Robotic Project 2003-2004

Mayhem Robot
This year's robot, modified from last year's robot

For this years robot we decided to use the "bumble bot" (our name for the black and yellow robot we built last year) because it fulfilled most of our robot design goals which are listed below:

We wanted a simple design that is easy to understand. Fewer things can break and go wrong, it is easier to build and duplicate, and it requires fewer parts.

We wanted to build a robot that was compact or small in design so it would make tight turns, fit in between the wall and the solar panel and the wall and the MAV launcher, have a low center of gravity and not collide with obstacles. Also, so it would be lighter and faster.

The robot needs to be bombproof and strong because we can't afford to have pieces breaking off or requiring repair during missions if it collides with an obstacle.

The robot design needs to be reliable so we can predict it's behavior and have consistency in performance.

Our next goal was a modular robot that would be suitable for easily connecting attachments. We have one robot base and multiple attachments that use the same interface and can be quickly snapped on and off.

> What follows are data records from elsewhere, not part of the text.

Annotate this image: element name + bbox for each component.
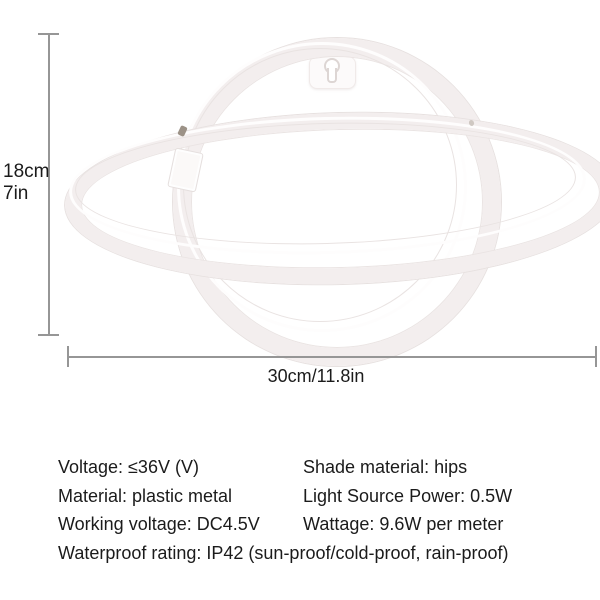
spec-row-2: Material: plastic metal Light Source Pow… bbox=[58, 482, 598, 511]
spec-working-voltage: Working voltage: DC4.5V bbox=[58, 514, 260, 534]
height-dimension-bottom-tick bbox=[38, 334, 59, 336]
height-label-in: 7in bbox=[3, 183, 29, 204]
spec-row-4: Waterproof rating: IP42 (sun-proof/cold-… bbox=[58, 539, 598, 568]
spec-waterproof-rating: Waterproof rating: IP42 (sun-proof/cold-… bbox=[58, 542, 509, 563]
spec-list: Voltage: ≤36V (V) Shade material: hips M… bbox=[58, 453, 598, 567]
height-dimension-label: 18cm 7in bbox=[3, 161, 49, 205]
spec-shade-material: Shade material: hips bbox=[303, 457, 468, 477]
spec-row-3: Working voltage: DC4.5V Wattage: 9.6W pe… bbox=[58, 510, 598, 539]
spec-voltage: Voltage: ≤36V (V) bbox=[58, 457, 199, 477]
height-dimension-line bbox=[48, 34, 50, 335]
spec-material: Material: plastic metal bbox=[58, 485, 233, 506]
width-dimension-right-tick bbox=[595, 346, 597, 367]
width-dimension-line bbox=[68, 356, 597, 358]
spec-light-source-power: Light Source Power: 0.5W bbox=[303, 485, 513, 506]
height-label-cm: 18cm bbox=[3, 161, 50, 182]
width-dimension-label: 30cm/11.8in bbox=[267, 366, 365, 386]
spec-wattage: Wattage: 9.6W per meter bbox=[303, 514, 504, 534]
spec-row-1: Voltage: ≤36V (V) Shade material: hips bbox=[58, 453, 598, 482]
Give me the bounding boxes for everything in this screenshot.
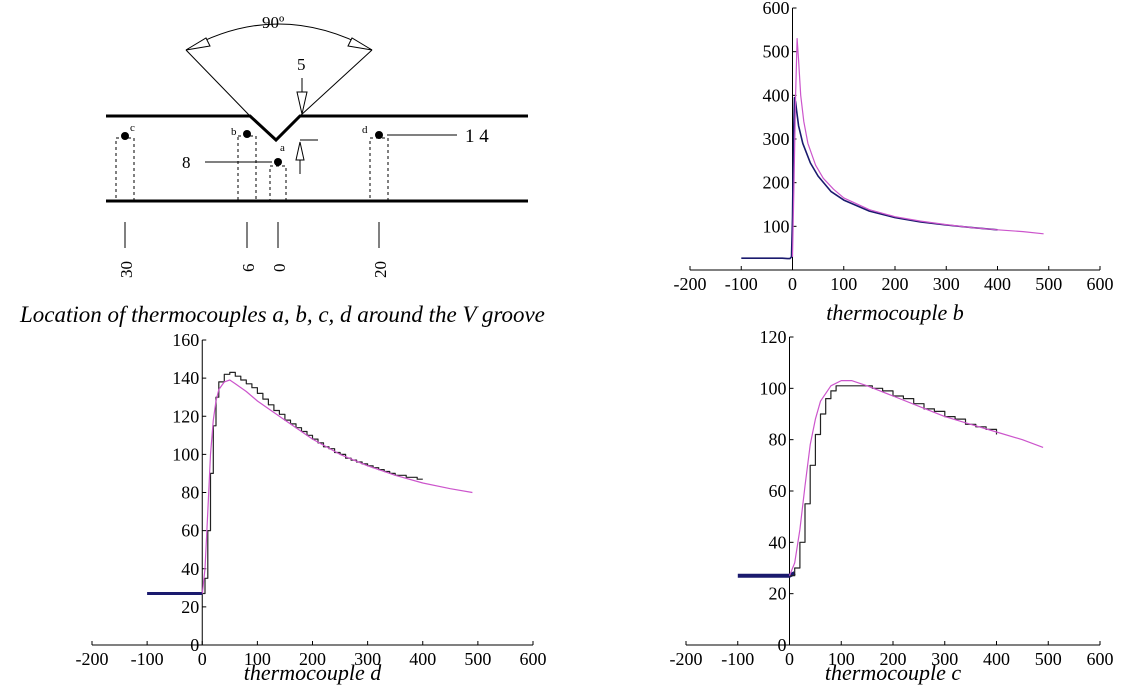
y-tick-label: 300 <box>763 129 790 149</box>
x-tick-label: 100 <box>244 649 271 669</box>
y-tick-label: 80 <box>181 483 199 503</box>
series-line-c-2 <box>788 380 1044 576</box>
x-tick-label: 0 <box>788 274 797 294</box>
x-axis-label: thermocouple d <box>244 660 382 685</box>
dim-5-arrow-icon <box>296 91 308 115</box>
thermocouple-a-dot <box>274 158 282 166</box>
y-tick-label: 0 <box>778 635 787 655</box>
thermocouple-d-dot <box>375 131 383 139</box>
y-tick-label: 40 <box>181 559 199 579</box>
thermocouple-c-dot <box>121 132 129 140</box>
series-line-d-1 <box>202 371 423 595</box>
x-tick-label: 500 <box>464 649 491 669</box>
series-line-c-1 <box>789 385 998 577</box>
thermocouple-d-label: d <box>362 124 368 136</box>
y-tick-label: 500 <box>763 42 790 62</box>
thermocouple-b-label: b <box>231 126 237 138</box>
y-tick-label: 20 <box>181 597 199 617</box>
thermocouple-d-well <box>369 137 389 202</box>
x-tick-label: 200 <box>880 649 907 669</box>
series-line-b-0 <box>741 96 998 260</box>
pos-20-label: 20 <box>371 261 390 278</box>
y-tick-label: 600 <box>763 0 790 18</box>
x-tick-label: 100 <box>830 274 857 294</box>
x-tick-label: 600 <box>520 649 547 669</box>
series-line-d-2 <box>201 379 473 594</box>
y-tick-label: 100 <box>172 444 199 464</box>
series-line-c-0 <box>737 571 796 578</box>
charts: -200 -100 0 100 200 300 400 500 6001002003004005… <box>76 0 1114 685</box>
chart-b: -200 -100 0 100 200 300 400 500 600 100 200 300 400 5… <box>674 0 1114 325</box>
x-tick-label: -200 <box>76 649 109 669</box>
y-tick-label: 120 <box>760 327 787 347</box>
dim-5-label: 5 <box>297 55 306 74</box>
y-tick-label: 40 <box>769 532 787 552</box>
y-tick-label: 120 <box>172 406 199 426</box>
x-tick-label: -100 <box>131 649 164 669</box>
angle-arrow-right-icon <box>347 37 373 51</box>
y-tick-label: 0 <box>190 635 199 655</box>
y-tick-label: 100 <box>763 216 790 236</box>
x-axis-label: thermocouple c <box>825 660 961 685</box>
y-tick-label: 20 <box>769 584 787 604</box>
angle-label: 90º <box>262 13 284 32</box>
x-tick-label: -200 <box>670 649 703 669</box>
thermocouple-b-dot <box>243 130 251 138</box>
x-axis-label: thermocouple b <box>826 300 963 325</box>
y-tick-label: 200 <box>763 173 790 193</box>
angle-arc <box>185 23 373 51</box>
y-tick-label: 60 <box>769 481 787 501</box>
y-tick-label: 140 <box>172 368 199 388</box>
pos-30-label: 30 <box>117 261 136 278</box>
x-tick-label: 200 <box>299 649 326 669</box>
angle-line-left <box>185 49 251 117</box>
x-tick-label: 400 <box>409 649 436 669</box>
angle-line-right <box>299 49 373 117</box>
dim-14-label: 1 4 <box>465 126 489 147</box>
dim-a-arrow-icon <box>295 141 305 161</box>
thermocouple-b-well <box>237 135 257 202</box>
thermocouple-c-well <box>115 137 135 202</box>
x-tick-label: 0 <box>198 649 207 669</box>
y-tick-label: 100 <box>760 378 787 398</box>
thermocouple-a-label: a <box>280 142 285 154</box>
x-tick-label: 300 <box>933 274 960 294</box>
x-tick-label: 400 <box>984 274 1011 294</box>
chart-d: -200 -100 0 100 200 300 400 500 600 0 20 40 60 80 100 1… <box>76 330 547 685</box>
x-tick-label: 300 <box>931 649 958 669</box>
series-line-b-1 <box>791 38 1044 257</box>
v-groove-diagram: 90º 5 a 8 b c d <box>106 13 528 278</box>
x-tick-label: -100 <box>721 649 754 669</box>
y-tick-label: 160 <box>172 330 199 350</box>
x-tick-label: 500 <box>1035 274 1062 294</box>
y-tick-label: 60 <box>181 521 199 541</box>
x-tick-label: -100 <box>725 274 758 294</box>
x-tick-label: 0 <box>785 649 794 669</box>
x-tick-label: 500 <box>1035 649 1062 669</box>
diagram-caption: Location of thermocouples a, b, c, d aro… <box>20 302 545 327</box>
pos-6-label: 6 <box>239 264 258 273</box>
thermocouple-a-well <box>269 165 287 202</box>
x-tick-label: 300 <box>354 649 381 669</box>
x-tick-label: 600 <box>1087 274 1114 294</box>
chart-c: -200 -100 0 100 200 300 400 500 600 0 20 40 60 80 100 1… <box>670 327 1114 685</box>
y-tick-label: 400 <box>763 85 790 105</box>
dim-8-label: 8 <box>182 153 191 172</box>
x-tick-label: 100 <box>828 649 855 669</box>
thermocouple-c-label: c <box>130 122 135 134</box>
plate-top-surface <box>106 114 528 143</box>
angle-arrow-left-icon <box>185 37 211 51</box>
x-tick-label: 200 <box>882 274 909 294</box>
x-tick-label: -200 <box>674 274 707 294</box>
y-tick-label: 80 <box>769 430 787 450</box>
x-tick-label: 600 <box>1087 649 1114 669</box>
pos-0-label: 0 <box>270 264 289 273</box>
x-tick-label: 400 <box>983 649 1010 669</box>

We wanted to be able to take attachments off in 2 seconds and put another on in 2 seconds because of the time allotment to complete missions. The transitions need to be fast.

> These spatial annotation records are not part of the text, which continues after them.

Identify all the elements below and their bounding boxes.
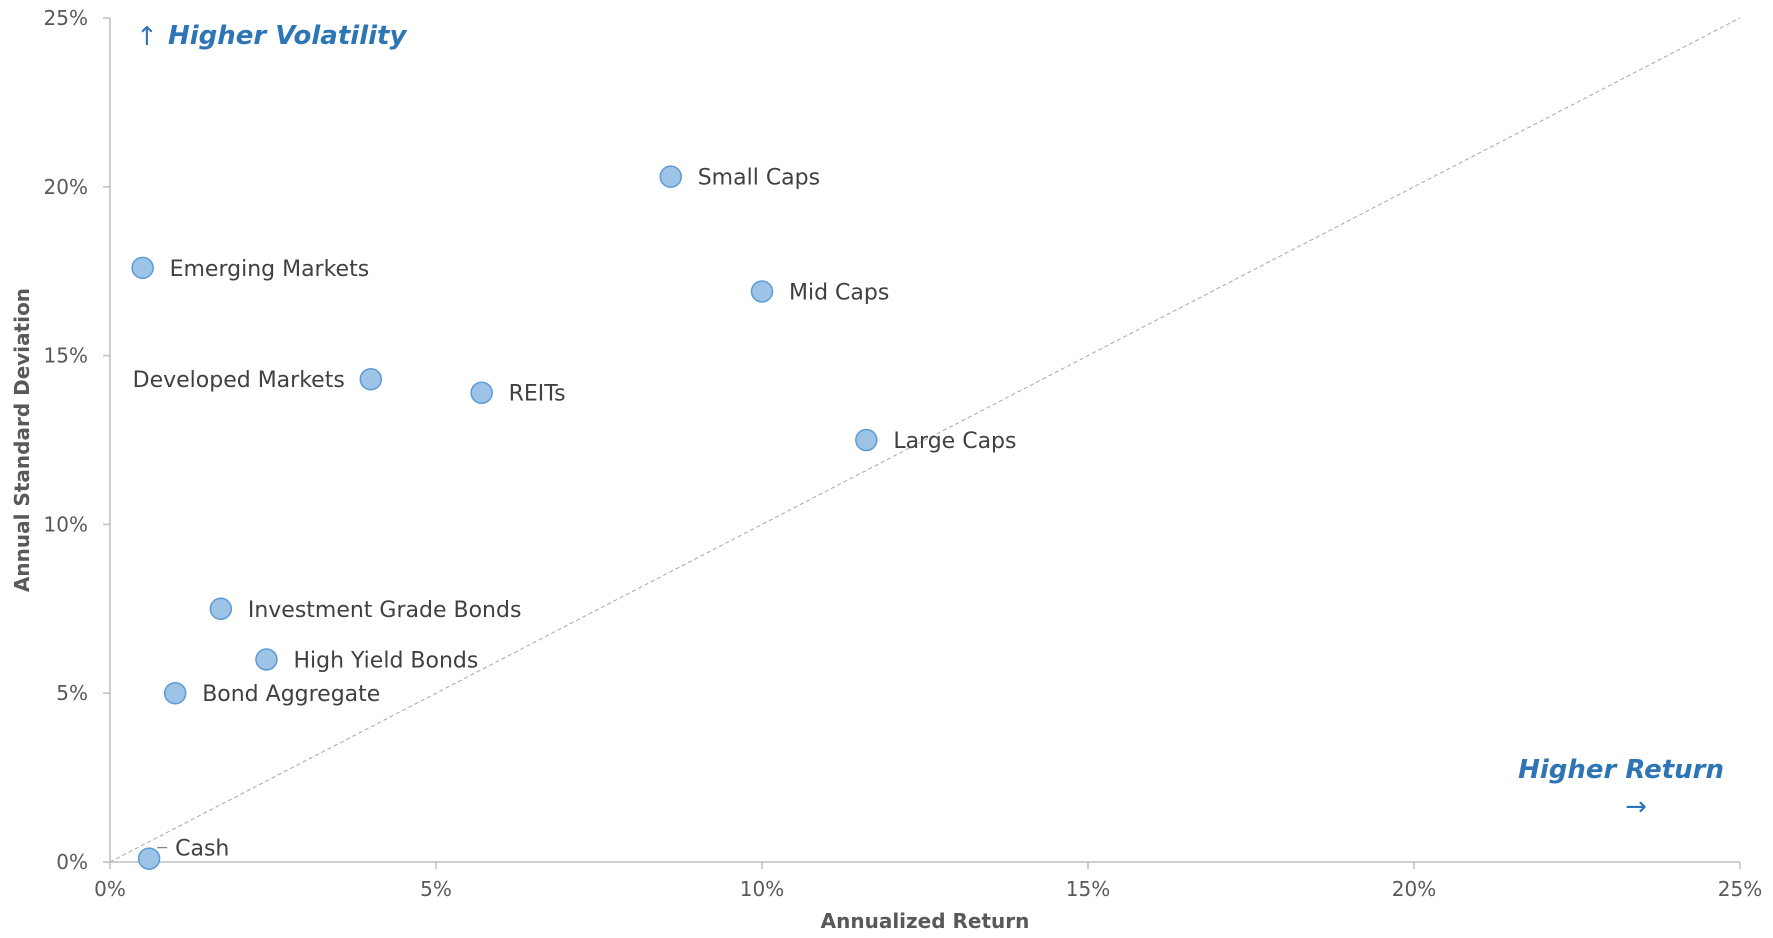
point-label: Developed Markets [133, 368, 345, 393]
point-label: Bond Aggregate [202, 682, 380, 707]
y-tick-label: 10% [44, 512, 88, 536]
scatter-point [209, 597, 233, 621]
axes [109, 18, 1740, 863]
point-label: Investment Grade Bonds [248, 598, 522, 623]
data-point-emerging-markets: Emerging Markets [131, 256, 370, 282]
y-tick-label: 15% [44, 344, 88, 368]
x-tick-label: 15% [1066, 877, 1110, 901]
data-points: Small Caps Emerging Markets Mid Caps Develo… [131, 165, 1016, 870]
scatter-point [359, 367, 383, 391]
y-axis-ticks: 0% 5% 10% 15% 20% 25% [44, 6, 110, 874]
data-point-reits: REITs [470, 381, 566, 407]
data-point-bond-aggregate: Bond Aggregate [163, 681, 380, 707]
y-tick-label: 0% [56, 850, 88, 874]
x-tick-label: 5% [420, 877, 452, 901]
x-tick-label: 25% [1718, 877, 1762, 901]
data-point-investment-grade-bonds: Investment Grade Bonds [209, 597, 522, 623]
point-label: Cash [175, 837, 229, 862]
reference-diagonal-line [109, 17, 1741, 863]
point-label: Small Caps [698, 166, 820, 191]
data-point-high-yield-bonds: High Yield Bonds [255, 648, 478, 673]
point-label: Mid Caps [789, 280, 889, 305]
scatter-point [131, 256, 154, 280]
scatter-point [163, 681, 187, 705]
higher-volatility-callout: Higher Volatility [168, 21, 407, 51]
right-arrow-icon: → [1625, 792, 1647, 822]
x-tick-label: 20% [1392, 877, 1436, 901]
scatter-point [470, 381, 493, 404]
scatter-point [137, 847, 161, 870]
up-arrow-icon: ↑ [136, 22, 158, 52]
point-label: REITs [509, 382, 566, 407]
point-label: Large Caps [893, 429, 1016, 454]
x-axis-ticks: 0% 5% 10% 15% 20% 25% [94, 862, 1762, 901]
y-axis-title: Annual Standard Deviation [10, 288, 34, 592]
data-point-mid-caps: Mid Caps [750, 280, 889, 305]
x-axis-title: Annualized Return [821, 909, 1030, 933]
y-tick-label: 20% [44, 175, 88, 199]
data-point-small-caps: Small Caps [659, 165, 820, 191]
scatter-point [750, 280, 774, 303]
y-tick-label: 25% [44, 6, 88, 30]
point-label: High Yield Bonds [293, 648, 478, 673]
point-label: Emerging Markets [170, 257, 370, 282]
x-tick-label: 0% [94, 877, 126, 901]
data-point-developed-markets: Developed Markets [133, 367, 383, 393]
higher-return-callout: Higher Return [1518, 755, 1724, 785]
scatter-point [659, 165, 682, 188]
data-point-cash: Cash [137, 837, 229, 870]
y-tick-label: 5% [56, 681, 88, 705]
x-tick-label: 10% [740, 877, 784, 901]
data-point-large-caps: Large Caps [855, 428, 1016, 454]
scatter-point [855, 428, 878, 452]
scatter-point [255, 648, 278, 671]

We preferred a robot design that would use feedback orientation instead of odometry or dead reckoning because feedback is more reliable and less prone to errors. We don't want the robot to get lost. Also, we wanted to avoid requiring precise initial alignment, so we programmed the missions to allow some flexibility in starting position.

We need the robot to have an all terrain option, so we can get the robot into the crater at the far end of the table. Our original robot base was not able to get into the crater because the light sensors on the front would get stuck on the ledge.

We wanted the robot to be able to turn accurately and consistently in order to have reliable missions. If the turns are not consistent, mayhem results!

We needed to upgrade our robot in a couple ways so we made it skinner to turn through tight turns.

As we continued to test our robot and program it we needed to have our light sensors to be able to always read the same thing every time so we created a program to always read the darkest and lightest every time. We did this because we didn't want it to read something different every time because of the battery levels changing.

This year as we designed our robot, built our robot and programmed our robot to do the missions we had to repeatedly test the missions out to see if they accomplished the tasks and if we needed to change something to make it better.